Tangled Truth(16)
“You said you weren’t in the lifestyle,” she whispered.
“I’m not. You already know I don’t have to do this to get off. But I sure as hell like it. And I like you. And you seem to like this. So why is it such a problem? Tell me.”
She shook her head, refusing to meet his eyes. “I’ve never told anybody about this.”
“Well,” he said, using a finger on her chin to gently coax her to face him again, “maybe it’s time you did.”
It was a long, tense moment of silence filled with muddy thoughts and doubts. Drew was on the verge of breaking it when Eva finally spoke, her voice coming out in a shaky little whisper as though she feared being overheard.
“Tonight. Let’s get through the rest of the shoot, and then I’ll tell you tonight.”
Chapter Six
She looked small and forlorn, sitting in the middle of his bed that evening, wrapped in a blanket and clutching a mug of hot chocolate laced with peppermint schnapps. Ready to tell her tale, but not happy to do so.
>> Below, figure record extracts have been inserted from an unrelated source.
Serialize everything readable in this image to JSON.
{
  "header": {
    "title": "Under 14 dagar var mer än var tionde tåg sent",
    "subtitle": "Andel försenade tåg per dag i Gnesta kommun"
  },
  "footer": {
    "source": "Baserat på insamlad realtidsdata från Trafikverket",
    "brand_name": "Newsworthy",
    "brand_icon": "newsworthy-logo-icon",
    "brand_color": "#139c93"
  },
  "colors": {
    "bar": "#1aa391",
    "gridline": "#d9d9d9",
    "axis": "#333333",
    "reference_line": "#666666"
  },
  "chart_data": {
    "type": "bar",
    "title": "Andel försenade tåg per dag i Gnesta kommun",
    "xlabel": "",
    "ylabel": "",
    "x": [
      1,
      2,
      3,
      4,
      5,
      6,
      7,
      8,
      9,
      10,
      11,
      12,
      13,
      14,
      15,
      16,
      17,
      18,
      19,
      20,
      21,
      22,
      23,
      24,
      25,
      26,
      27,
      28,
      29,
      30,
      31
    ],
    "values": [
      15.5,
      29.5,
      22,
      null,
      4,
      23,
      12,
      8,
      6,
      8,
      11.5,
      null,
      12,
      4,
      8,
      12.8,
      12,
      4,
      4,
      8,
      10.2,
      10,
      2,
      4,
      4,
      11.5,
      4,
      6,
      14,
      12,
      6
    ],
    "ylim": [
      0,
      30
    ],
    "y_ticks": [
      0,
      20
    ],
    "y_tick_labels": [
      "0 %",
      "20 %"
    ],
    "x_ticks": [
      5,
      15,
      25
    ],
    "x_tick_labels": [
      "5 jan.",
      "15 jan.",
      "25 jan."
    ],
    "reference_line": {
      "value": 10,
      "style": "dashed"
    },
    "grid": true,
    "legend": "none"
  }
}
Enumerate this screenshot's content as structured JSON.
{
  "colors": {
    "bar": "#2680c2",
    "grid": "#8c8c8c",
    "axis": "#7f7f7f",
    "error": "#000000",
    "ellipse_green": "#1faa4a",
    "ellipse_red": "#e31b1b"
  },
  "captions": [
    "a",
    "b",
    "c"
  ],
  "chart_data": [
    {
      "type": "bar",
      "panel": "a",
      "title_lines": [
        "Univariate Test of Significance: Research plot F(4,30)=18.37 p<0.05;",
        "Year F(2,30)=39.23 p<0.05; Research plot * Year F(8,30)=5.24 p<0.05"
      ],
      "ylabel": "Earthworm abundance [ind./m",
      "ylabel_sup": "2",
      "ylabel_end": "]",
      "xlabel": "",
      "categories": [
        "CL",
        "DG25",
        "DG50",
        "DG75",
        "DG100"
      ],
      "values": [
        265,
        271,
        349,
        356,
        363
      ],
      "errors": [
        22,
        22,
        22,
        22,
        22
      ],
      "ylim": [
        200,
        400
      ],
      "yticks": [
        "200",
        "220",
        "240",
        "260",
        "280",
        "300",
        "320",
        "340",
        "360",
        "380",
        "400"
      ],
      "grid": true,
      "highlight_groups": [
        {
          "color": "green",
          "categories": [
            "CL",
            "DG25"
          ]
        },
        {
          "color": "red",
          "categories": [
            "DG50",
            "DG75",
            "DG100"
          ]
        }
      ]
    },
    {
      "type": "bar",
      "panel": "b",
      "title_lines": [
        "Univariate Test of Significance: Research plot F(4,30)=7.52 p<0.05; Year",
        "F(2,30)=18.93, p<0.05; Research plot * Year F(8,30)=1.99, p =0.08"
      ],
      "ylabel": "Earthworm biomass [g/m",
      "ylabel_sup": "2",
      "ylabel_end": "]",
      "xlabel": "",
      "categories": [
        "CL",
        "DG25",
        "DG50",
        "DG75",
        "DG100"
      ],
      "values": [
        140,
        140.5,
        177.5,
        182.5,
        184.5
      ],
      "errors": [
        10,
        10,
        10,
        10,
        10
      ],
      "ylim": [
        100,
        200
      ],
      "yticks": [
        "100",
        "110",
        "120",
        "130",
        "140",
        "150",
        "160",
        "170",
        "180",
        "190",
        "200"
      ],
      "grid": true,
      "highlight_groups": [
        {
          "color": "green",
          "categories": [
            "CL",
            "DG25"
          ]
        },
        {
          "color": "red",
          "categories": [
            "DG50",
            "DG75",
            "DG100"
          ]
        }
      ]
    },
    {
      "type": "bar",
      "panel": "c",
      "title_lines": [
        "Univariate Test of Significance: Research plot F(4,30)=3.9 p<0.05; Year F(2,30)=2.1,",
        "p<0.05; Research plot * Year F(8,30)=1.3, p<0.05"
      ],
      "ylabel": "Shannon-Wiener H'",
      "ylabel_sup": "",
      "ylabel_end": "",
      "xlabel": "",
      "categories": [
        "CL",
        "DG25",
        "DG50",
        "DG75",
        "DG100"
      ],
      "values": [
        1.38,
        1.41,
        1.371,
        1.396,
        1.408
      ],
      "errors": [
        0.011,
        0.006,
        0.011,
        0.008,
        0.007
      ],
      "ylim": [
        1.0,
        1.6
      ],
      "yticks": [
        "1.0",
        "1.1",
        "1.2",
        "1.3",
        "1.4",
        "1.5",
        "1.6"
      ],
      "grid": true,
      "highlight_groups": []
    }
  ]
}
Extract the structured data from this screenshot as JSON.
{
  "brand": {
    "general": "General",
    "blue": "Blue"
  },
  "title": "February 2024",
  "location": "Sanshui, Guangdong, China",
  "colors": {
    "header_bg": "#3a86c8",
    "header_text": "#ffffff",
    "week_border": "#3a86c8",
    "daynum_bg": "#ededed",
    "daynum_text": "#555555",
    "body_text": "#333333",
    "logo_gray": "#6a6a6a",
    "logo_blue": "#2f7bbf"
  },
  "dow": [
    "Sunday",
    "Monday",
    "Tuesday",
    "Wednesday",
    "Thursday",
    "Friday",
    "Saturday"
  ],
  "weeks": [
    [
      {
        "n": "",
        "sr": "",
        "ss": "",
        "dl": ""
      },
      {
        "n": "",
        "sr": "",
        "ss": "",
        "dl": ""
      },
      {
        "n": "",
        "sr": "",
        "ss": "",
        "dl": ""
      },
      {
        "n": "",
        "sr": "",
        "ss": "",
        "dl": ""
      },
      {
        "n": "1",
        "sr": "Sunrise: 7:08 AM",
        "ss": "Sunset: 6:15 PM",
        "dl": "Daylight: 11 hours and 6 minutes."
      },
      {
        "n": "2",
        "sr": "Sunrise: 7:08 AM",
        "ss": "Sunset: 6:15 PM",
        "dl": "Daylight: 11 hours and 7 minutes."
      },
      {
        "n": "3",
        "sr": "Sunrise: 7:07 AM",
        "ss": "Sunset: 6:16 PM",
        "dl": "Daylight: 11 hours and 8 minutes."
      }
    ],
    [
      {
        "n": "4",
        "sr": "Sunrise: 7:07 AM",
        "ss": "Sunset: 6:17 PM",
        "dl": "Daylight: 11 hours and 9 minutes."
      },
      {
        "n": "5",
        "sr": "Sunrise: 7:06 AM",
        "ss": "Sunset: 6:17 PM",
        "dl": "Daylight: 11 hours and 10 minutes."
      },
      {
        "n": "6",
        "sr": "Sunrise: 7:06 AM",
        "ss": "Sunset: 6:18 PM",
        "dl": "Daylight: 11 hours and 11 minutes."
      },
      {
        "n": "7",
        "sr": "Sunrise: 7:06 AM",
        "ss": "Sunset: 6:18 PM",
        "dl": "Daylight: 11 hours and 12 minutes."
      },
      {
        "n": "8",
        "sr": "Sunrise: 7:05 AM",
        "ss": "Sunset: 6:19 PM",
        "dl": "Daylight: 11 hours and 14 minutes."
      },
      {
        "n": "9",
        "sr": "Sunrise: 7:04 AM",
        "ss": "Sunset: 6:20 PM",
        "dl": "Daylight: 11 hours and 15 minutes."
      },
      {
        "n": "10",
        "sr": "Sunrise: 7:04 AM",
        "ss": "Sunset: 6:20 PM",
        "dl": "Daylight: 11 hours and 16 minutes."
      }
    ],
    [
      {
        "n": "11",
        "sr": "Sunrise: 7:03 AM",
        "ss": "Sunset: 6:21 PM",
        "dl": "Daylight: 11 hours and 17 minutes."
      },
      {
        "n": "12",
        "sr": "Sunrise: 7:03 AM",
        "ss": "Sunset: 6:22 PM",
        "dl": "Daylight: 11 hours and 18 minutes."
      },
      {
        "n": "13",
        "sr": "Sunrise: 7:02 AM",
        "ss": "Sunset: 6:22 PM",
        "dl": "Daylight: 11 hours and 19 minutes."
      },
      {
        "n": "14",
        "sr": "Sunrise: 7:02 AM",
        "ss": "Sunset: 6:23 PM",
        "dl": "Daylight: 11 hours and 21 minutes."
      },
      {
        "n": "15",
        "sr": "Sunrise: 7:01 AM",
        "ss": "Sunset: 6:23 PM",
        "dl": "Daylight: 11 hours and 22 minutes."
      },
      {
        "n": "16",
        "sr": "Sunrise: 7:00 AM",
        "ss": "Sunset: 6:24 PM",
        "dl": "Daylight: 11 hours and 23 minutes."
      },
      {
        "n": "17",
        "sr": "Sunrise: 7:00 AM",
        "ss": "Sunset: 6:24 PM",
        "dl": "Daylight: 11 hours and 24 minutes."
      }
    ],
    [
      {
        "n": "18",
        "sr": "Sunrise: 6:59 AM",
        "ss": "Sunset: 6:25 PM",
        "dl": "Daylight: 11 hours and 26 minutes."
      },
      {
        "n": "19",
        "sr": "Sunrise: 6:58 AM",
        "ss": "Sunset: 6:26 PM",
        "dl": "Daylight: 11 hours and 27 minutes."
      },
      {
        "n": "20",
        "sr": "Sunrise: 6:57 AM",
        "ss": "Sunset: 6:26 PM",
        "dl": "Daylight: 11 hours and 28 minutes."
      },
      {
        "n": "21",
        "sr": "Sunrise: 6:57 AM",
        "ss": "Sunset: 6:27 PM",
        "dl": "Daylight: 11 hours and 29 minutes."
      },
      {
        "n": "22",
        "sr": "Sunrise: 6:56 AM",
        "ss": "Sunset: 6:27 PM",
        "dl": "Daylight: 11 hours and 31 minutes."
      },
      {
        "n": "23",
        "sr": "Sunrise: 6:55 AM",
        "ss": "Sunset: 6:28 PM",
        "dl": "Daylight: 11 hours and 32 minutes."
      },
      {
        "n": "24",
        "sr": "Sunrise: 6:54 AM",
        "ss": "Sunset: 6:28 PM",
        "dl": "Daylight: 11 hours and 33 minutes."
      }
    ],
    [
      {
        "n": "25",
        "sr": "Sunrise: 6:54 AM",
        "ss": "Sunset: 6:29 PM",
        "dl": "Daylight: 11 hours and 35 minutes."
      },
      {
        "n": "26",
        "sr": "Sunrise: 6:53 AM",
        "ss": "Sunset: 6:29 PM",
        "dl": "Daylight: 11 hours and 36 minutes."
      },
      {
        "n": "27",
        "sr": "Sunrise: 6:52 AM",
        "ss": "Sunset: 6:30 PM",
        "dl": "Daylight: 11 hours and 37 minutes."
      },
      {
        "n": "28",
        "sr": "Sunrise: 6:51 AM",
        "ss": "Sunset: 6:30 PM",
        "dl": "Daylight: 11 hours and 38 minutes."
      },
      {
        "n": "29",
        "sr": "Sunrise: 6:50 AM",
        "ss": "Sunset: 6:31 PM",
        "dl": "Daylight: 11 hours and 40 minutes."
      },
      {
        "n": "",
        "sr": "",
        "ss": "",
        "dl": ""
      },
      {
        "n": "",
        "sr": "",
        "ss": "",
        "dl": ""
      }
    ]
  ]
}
They had wrapped up the photo shoot earlier than usual, never having hit that magical workflow Danny and Sheila so often achieved. Eva had been withdrawn, thoughtful and compliant but not animated as they finished the day’s tasks. She hadn’t complained when Drew drove her to his apartment instead of hers, or when he settled her in the bed like the fragile invalid she suddenly seemed.
Drew perched near the foot of the bed, hoping like hell he had done the right thing in pressuring her to talk about it. She was pale, even more so than usual, and her face was expressionless as she started to speak.
“It’s not what you’re probably thinking. I wasn’t abused or anything. In fact, the more I think about it, the dumber it seems that it’s even an issue.”
“Why don’t you just tell me? And then if it seems dumb, we’ll take it from there.”
She sighed. “Okay. It started in high school. Or the summer after high school. I had been dating the same boy for almost two years. Andy,” she said, and a ghost of a smile whispered across her lips. “I think we both already knew we would go our separate ways once we got to college, but we were friends, we trusted each other. We had fun, and we were trying a lot of new things that summer, going a little crazy.
“So this particular time, he’d decided to try tying me to the bedposts. I was laughing at first, just going along with it. But once he had me all tied up and started to touch me, I realized I really couldn’t get away. And everything changed.” A shiver passed through her, but it didn’t look like one of cold. Her eyes drifted shut as her story grew more intense.
“Andy realized something was different too. I was so turned-on, and he barely had to touch me before I came. And even after that I was asking for more. Begging. We sixty-nined and I came again, which had never happened before. Andy started putting a condom on, but he was still kneeling up over my head. I still had my mouth on his— I was still sort of returning the favor…”
Surprised that she’d stopped her story in the middle of the action, Drew gave her a second before prompting her. “And then?”
With a deep breath, Eva whispered, “And then my mother walked in.”
“Oh fuck.” The picture was all too sharp in Drew’s mind. The girl, naked and flushed from her recent debauchery, tied in an X. The boy, his skinny haunches straddling her head, his freshly sheathed cock straining upward while she nuzzled his balls from beneath. There would be no possible way to explain that away. No way to claim it wasn’t exactly what it looked like.
“Yeah. ‘Oh fuck’ is right. She freaked out. Not only in the way you might think,” Eva explained, the memory of her mortification still marring her features. “I mean, she started screaming and hitting us both. Andy was trying to untie me and still protect me from her, and then she said…” Eva sniffled, and although she looked like she might cry at any moment, no tears fell. She looked too cold for tears; they would surely turn to ice before reaching her cheeks. “Then she said I was a sick pervert just like my father, and that’s why she’d kicked him out, and now I could get out too. And we were all going straight to hell.”
“Wow.” He thought he should probably say more but couldn’t think of anything appropriate to counter what he’d heard. “Wow.”
“Yeah, I always thought he’d had a drinking problem or something, and that’s why they’d split up. That’s what I’d been led to believe up to that point, anyway. Turns out, not so much.” Eva looked ill, but determined to finish. “I was coming here to college anyway, so Mom packed me off early. Actually, she had me on a plane the next day. She sent all my stuff after me later. I mean all my stuff, everything she had of mine. Baby clothes, pictures. Everything. That was it, as far as she was concerned.”